En 1967, cuando Vargas Llosa (que había vivido en Bolivia) supo de la posición geográfica del Che, comentó: “Está sin salida. Lo que ha hecho es un suicidio”. Muchos años después, Régis Debray, compañero de aquella última aventura, sostendría que el Che no había ido a Bolivia “a ganar sino a morir”.
Haydée Santamaría, la hermana de Abel y novia de Boris Santa Coloma (héroes y mártires del Moncada), directora de la Casa de las Américas, murió por propia mano, significativamente, el 26 de julio de 1980. No padecía tedium vitae, dice Cabrera, sino “tedium del poder”: “El poder absoluto desilusiona absolutamente”.
Oswaldo Dorticós, presidente de Cuba tras el triunfo de la Revolución, hizo lo mismo.
Cabrera Infante documentó muchos otros casos de cubanos que salieron por la puerta, no falsa sino fatal, del exilio sin retorno.
Entre ellos, Reynaldo Arenas, “exiliado total: de su país, de una causa, de su sexo, murió peleando contra el demonio” en el territorio ajeno e inhóspito de Estados Unidos.
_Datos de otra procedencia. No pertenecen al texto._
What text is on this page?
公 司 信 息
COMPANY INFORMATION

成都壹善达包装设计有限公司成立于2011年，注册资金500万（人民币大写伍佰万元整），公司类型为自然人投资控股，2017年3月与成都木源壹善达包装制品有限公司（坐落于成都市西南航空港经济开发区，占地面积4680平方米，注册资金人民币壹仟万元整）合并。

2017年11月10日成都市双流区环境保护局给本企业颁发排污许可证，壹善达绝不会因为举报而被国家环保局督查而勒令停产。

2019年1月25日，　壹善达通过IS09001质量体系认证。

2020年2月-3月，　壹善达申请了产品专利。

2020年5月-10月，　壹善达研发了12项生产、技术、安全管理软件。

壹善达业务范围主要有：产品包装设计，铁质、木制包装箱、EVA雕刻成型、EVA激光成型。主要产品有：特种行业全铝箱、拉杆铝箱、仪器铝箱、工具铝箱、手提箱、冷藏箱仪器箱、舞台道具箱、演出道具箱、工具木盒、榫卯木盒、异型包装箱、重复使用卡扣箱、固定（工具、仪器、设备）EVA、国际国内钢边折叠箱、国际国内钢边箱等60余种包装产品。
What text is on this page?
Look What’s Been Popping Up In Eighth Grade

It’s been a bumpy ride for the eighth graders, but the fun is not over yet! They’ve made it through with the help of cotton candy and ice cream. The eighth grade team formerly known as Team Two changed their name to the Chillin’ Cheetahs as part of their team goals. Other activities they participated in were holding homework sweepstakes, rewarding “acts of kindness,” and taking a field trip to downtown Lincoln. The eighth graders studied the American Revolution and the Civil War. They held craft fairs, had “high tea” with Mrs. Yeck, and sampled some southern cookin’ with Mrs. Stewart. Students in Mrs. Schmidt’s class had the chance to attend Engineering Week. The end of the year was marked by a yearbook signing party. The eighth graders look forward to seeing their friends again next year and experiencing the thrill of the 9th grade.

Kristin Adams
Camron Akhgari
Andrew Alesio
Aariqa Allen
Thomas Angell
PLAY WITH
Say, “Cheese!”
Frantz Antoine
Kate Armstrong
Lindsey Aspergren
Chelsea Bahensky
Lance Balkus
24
En su clásico estudio El suicidio, Émile Durkheim atribuye a la “anomia” (literalmente, “sin norma”) el impulso de la autoinmolación. La “anomia” se puede definir como “la falta de normas o incapacidad de la estructura social de proveer a ciertos individuos lo necesario para lograr sus metas”.
En el caso de muchos suicidas en la Cuba castrista, cabe conjeturar que no ha sido la falta de normas la que les ha impedido expresarse como personas sino lo contrario: el imperio total y totalitario de las normas, la asfixia de ser islas en una isla cerrada a la libre trasmisión del pensamiento.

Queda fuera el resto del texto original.